If bits 2, 3, and 5 on Port 2 are ALL high, and bit 4 on Port 2 is low, then evaluate true and do whatever is in the brackets following the if statement.

That would be coded like this:

     if ( ( (P2IN & (BIT2 | BIT3 | BIT5)) == (BIT2 | BIT3 | BIT5)) && !(P2IN & BIT4) ) { .... }

If that is not correct, please state your intended operation in words like my example.

Brian,

What you stated above is exactly what I'm trying to do. I will try what you recommended. 

Thanks again for your help. 

clueless clueless said:

if( (P2IN & BIT2+BIT3+BIT5)!=0 && (P2IN & BIT4)==0)

Again you forgot the brackets around (BIT2+BIT3+BIT5). Without them, the port will be checked for BIT2 only any of the three bits being set. , and BIT3 and BIT5 will be added to the result, which is of course always non-zero. Please learn about operator precedence in C expressions.
This has nothing to do with the MSP, only with C language.

Jens-Michael Gross said:

Again you forgot the brackets around (BIT2+BIT3+BIT5). Without them, the port will be checked for BIT2 only, and BIT3 and BIT5 will be added to the result, which is of course always non-zero. Please learn about operator precedence in C expressions.

Like I said earlier:

Robert Cowsill said:

 Just for completeness, (A & B + C) is ((A&B)+C) and therefore always !=0

Bitwise AND has lower precedence than addition, so (A & B + C) is equivalent to (A & (B + C)).[/quote]

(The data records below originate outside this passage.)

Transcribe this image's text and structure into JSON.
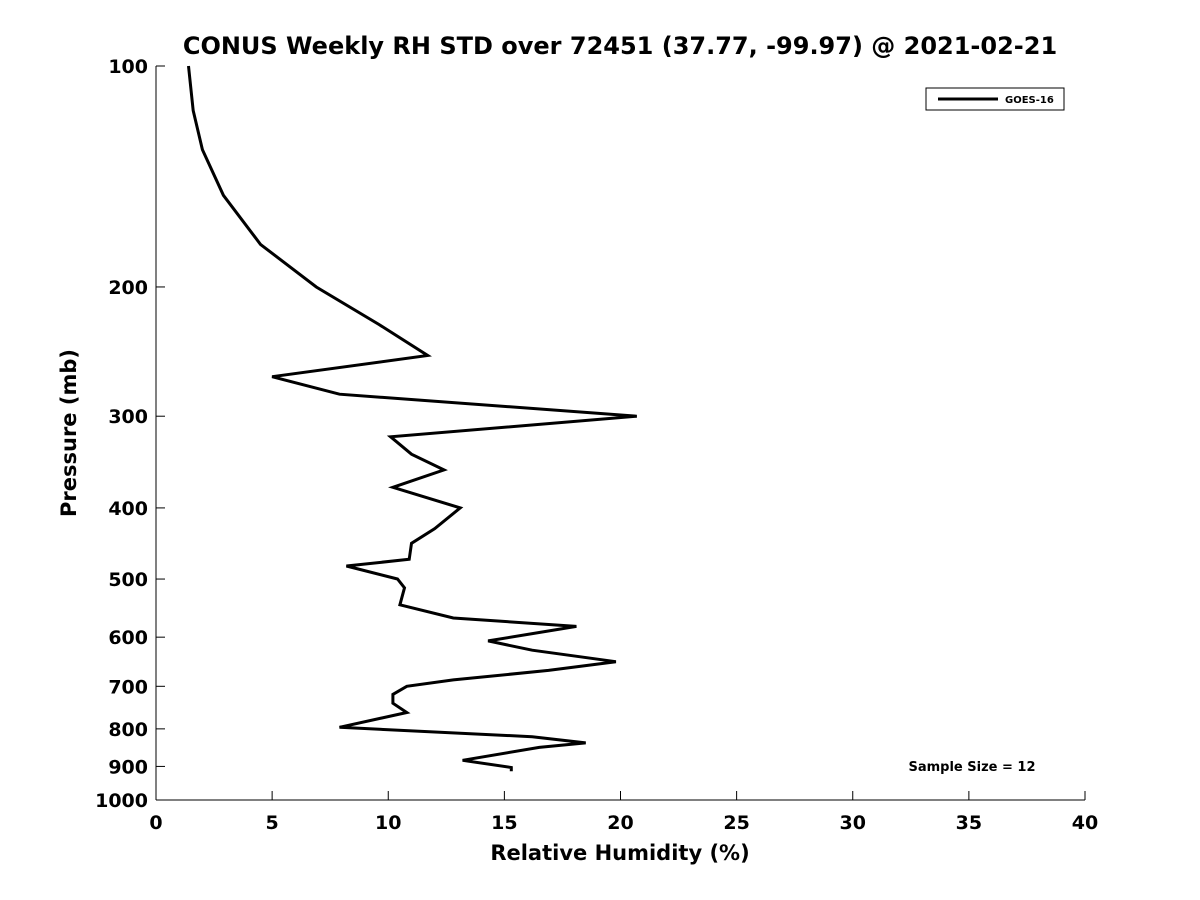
{
  "chart_data": {
    "type": "line",
    "title": "CONUS Weekly RH STD over 72451 (37.77, -99.97) @ 2021-02-21",
    "xlabel": "Relative Humidity (%)",
    "ylabel": "Pressure (mb)",
    "xlim": [
      0,
      40
    ],
    "ylim": [
      100,
      1000
    ],
    "y_scale": "log",
    "y_reversed": true,
    "xticks": [
      0,
      5,
      10,
      15,
      20,
      25,
      30,
      35,
      40
    ],
    "xtick_labels": [
      "0",
      "5",
      "10",
      "15",
      "20",
      "25",
      "30",
      "35",
      "40"
    ],
    "yticks": [
      100,
      200,
      300,
      400,
      500,
      600,
      700,
      800,
      900,
      1000
    ],
    "ytick_labels": [
      "100",
      "200",
      "300",
      "400",
      "500",
      "600",
      "700",
      "800",
      "900",
      "1000"
    ],
    "grid": false,
    "legend_position": "top-right",
    "series": [
      {
        "name": "GOES-16",
        "color": "#000000",
        "points": [
          [
            1.4,
            100
          ],
          [
            1.6,
            115
          ],
          [
            2.0,
            130
          ],
          [
            2.9,
            150
          ],
          [
            4.5,
            175
          ],
          [
            6.9,
            200
          ],
          [
            9.6,
            225
          ],
          [
            11.7,
            248
          ],
          [
            5.0,
            265
          ],
          [
            7.9,
            280
          ],
          [
            20.7,
            300
          ],
          [
            10.1,
            320
          ],
          [
            11.0,
            338
          ],
          [
            12.4,
            355
          ],
          [
            10.2,
            375
          ],
          [
            13.1,
            400
          ],
          [
            12.0,
            427
          ],
          [
            11.0,
            447
          ],
          [
            10.9,
            470
          ],
          [
            8.2,
            480
          ],
          [
            10.4,
            500
          ],
          [
            10.7,
            514
          ],
          [
            10.5,
            542
          ],
          [
            12.8,
            565
          ],
          [
            18.1,
            580
          ],
          [
            14.3,
            607
          ],
          [
            16.2,
            625
          ],
          [
            19.8,
            648
          ],
          [
            16.9,
            666
          ],
          [
            12.8,
            686
          ],
          [
            10.8,
            700
          ],
          [
            10.2,
            718
          ],
          [
            10.2,
            738
          ],
          [
            10.8,
            760
          ],
          [
            7.9,
            796
          ],
          [
            16.2,
            820
          ],
          [
            18.5,
            836
          ],
          [
            16.5,
            848
          ],
          [
            13.2,
            883
          ],
          [
            15.3,
            903
          ],
          [
            15.3,
            914
          ]
        ]
      }
    ],
    "annotations": [
      {
        "text": "Sample Size = 12"
      }
    ]
  }
}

So in this case the parentheses aren't required. If the additions were replaced with bitwise OR, however, the parentheses would be required.

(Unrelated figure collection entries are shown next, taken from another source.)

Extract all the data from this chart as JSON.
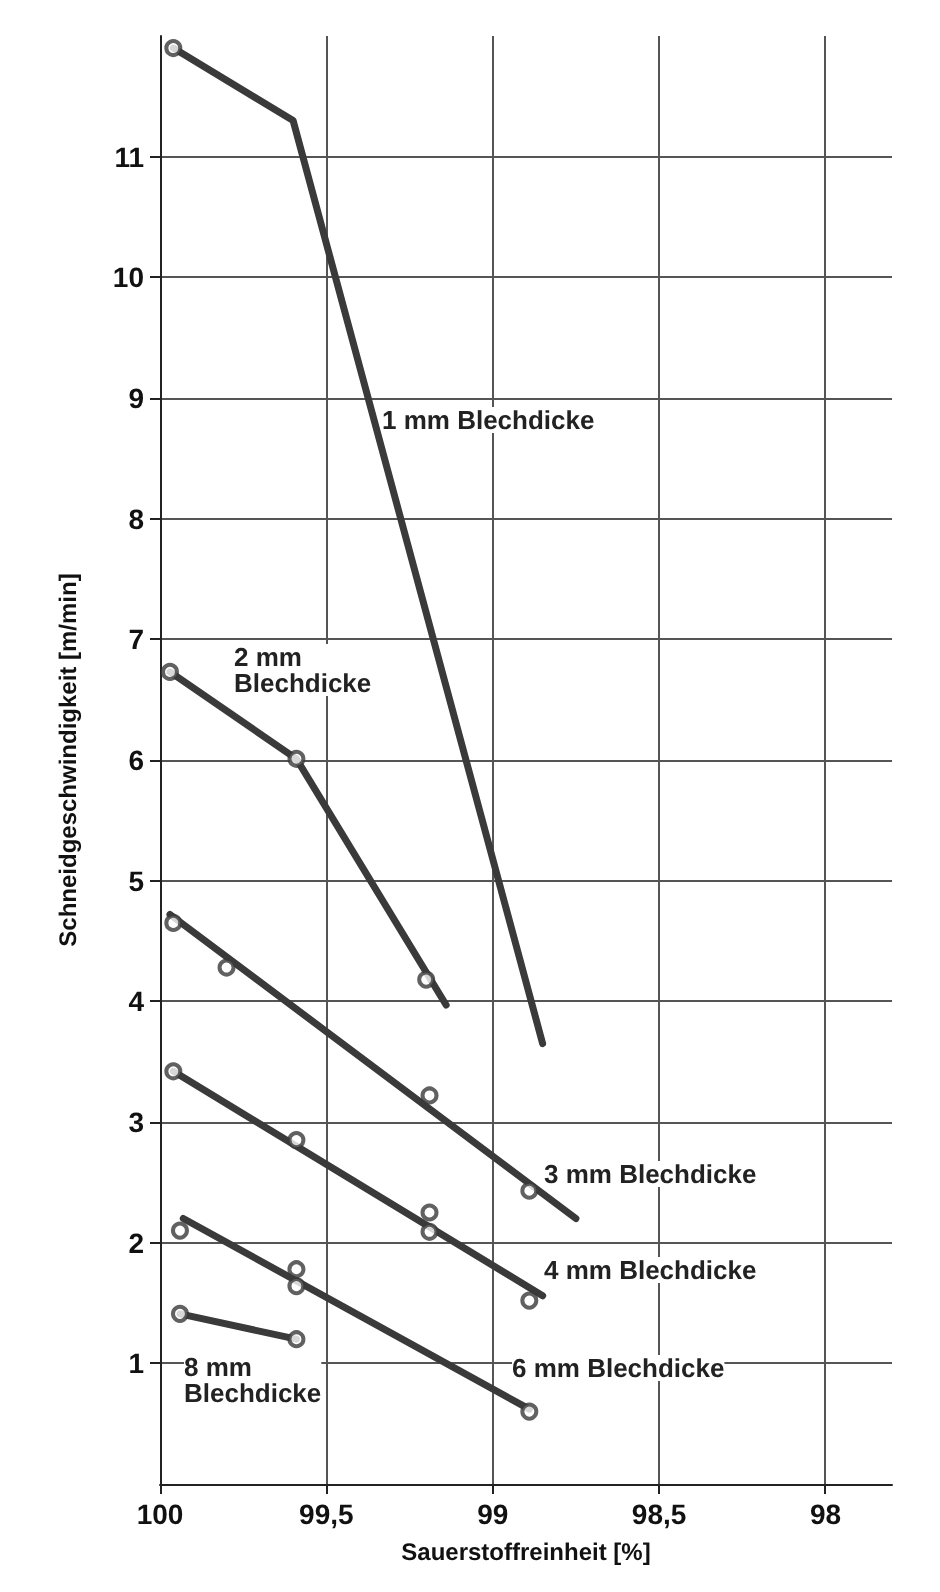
{
  "chart_data": {
    "type": "line",
    "xlabel": "Sauerstoffreinheit [%]",
    "ylabel": "Schneidgeschwindigkeit [m/min]",
    "xlim": [
      100,
      97.8
    ],
    "xticks": [
      100,
      {
        "value": 99.5,
        "label": "99,5"
      },
      99,
      {
        "value": 98.5,
        "label": "98,5"
      },
      98
    ],
    "ylim": [
      0,
      12
    ],
    "yticks": [
      1,
      2,
      3,
      4,
      5,
      6,
      7,
      8,
      9,
      10,
      11
    ],
    "grid": true,
    "line_style": "solid",
    "series": [
      {
        "color": "#3a3a3a",
        "x": [
          99.96,
          99.6,
          98.85
        ],
        "values": [
          11.9,
          11.3,
          3.65
        ]
      },
      {
        "color": "#3a3a3a",
        "x": [
          99.97,
          99.59,
          99.14
        ],
        "values": [
          6.73,
          6.01,
          3.97
        ]
      },
      {
        "color": "#3a3a3a",
        "x": [
          99.97,
          98.75
        ],
        "values": [
          4.72,
          2.2
        ]
      },
      {
        "color": "#3a3a3a",
        "x": [
          99.96,
          98.85
        ],
        "values": [
          3.42,
          1.56
        ]
      },
      {
        "color": "#3a3a3a",
        "x": [
          99.93,
          98.89
        ],
        "values": [
          2.2,
          0.62
        ]
      },
      {
        "color": "#3a3a3a",
        "x": [
          99.94,
          99.59
        ],
        "values": [
          1.41,
          1.2
        ]
      },
      {
        "type": "scatter",
        "marker": "circle",
        "color": "#3a3a3a",
        "x": [
          99.96,
          99.97,
          99.59,
          99.2
        ],
        "values": [
          11.9,
          6.73,
          6.01,
          4.18
        ]
      },
      {
        "type": "scatter",
        "marker": "circle",
        "color": "#3a3a3a",
        "x": [
          99.96,
          99.8,
          99.19,
          98.89
        ],
        "values": [
          4.65,
          4.28,
          3.22,
          2.43
        ]
      },
      {
        "type": "scatter",
        "marker": "circle",
        "color": "#3a3a3a",
        "x": [
          99.96,
          99.59,
          99.19,
          99.19,
          98.89
        ],
        "values": [
          3.42,
          2.85,
          2.25,
          2.09,
          1.52
        ]
      },
      {
        "type": "scatter",
        "marker": "circle",
        "color": "#3a3a3a",
        "x": [
          99.94,
          99.59,
          99.59,
          98.89,
          99.94,
          99.59
        ],
        "values": [
          2.1,
          1.78,
          1.64,
          0.6,
          1.41,
          1.2
        ]
      }
    ],
    "annotations": [
      "1 mm Blechdicke",
      "2 mm\nBlechdicke",
      "3 mm Blechdicke",
      "4 mm Blechdicke",
      "6 mm Blechdicke",
      "8 mm\nBlechdicke"
    ]
  }
}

The issue here was that the test as written didn't match the OP's intent. It was checking for any one of {BIT2, BIT3, BIT5} being set, when instead the requirement was to check for all of them being set simultaneously.

Robert Cowsill said:

Bitwise AND has lower precedence than addition

Robert Cowsill said:

the requirement was to check for all of them being set

Then this could be of course done as you wrote, or like this:

if (  P2IN & BIT2 && P2IN & BIT3 && P2IN && BIT5 && !(P2IN & BIT4) )

which makes the intention even more clear. However, there is a difference that has something to do with the MSP:
On a normal variable, the compiler would generate the exact same cod for both versions. However, on hardware registers, my version will produce larger code, as the compiler is forced to do one access to P2In each tiem it appears in the source code.

For this reason, I would suggest another version:

if ( (P2IN & (BIT2|BIT3|BIT4|BIT5) ) == (BIT2|BIT3|BIT5) ) {}

It generates only one read access to P2IN, so all bits are really checked simultaneously. In the other version you proposed, it could be that between checking the three bits being set and the one bit being clear, an ISR happens, and the condition evaluates to true even if the four bits never had the required pattern (e.g. before the ISR, all four were set, and after the ISR, all four were clear).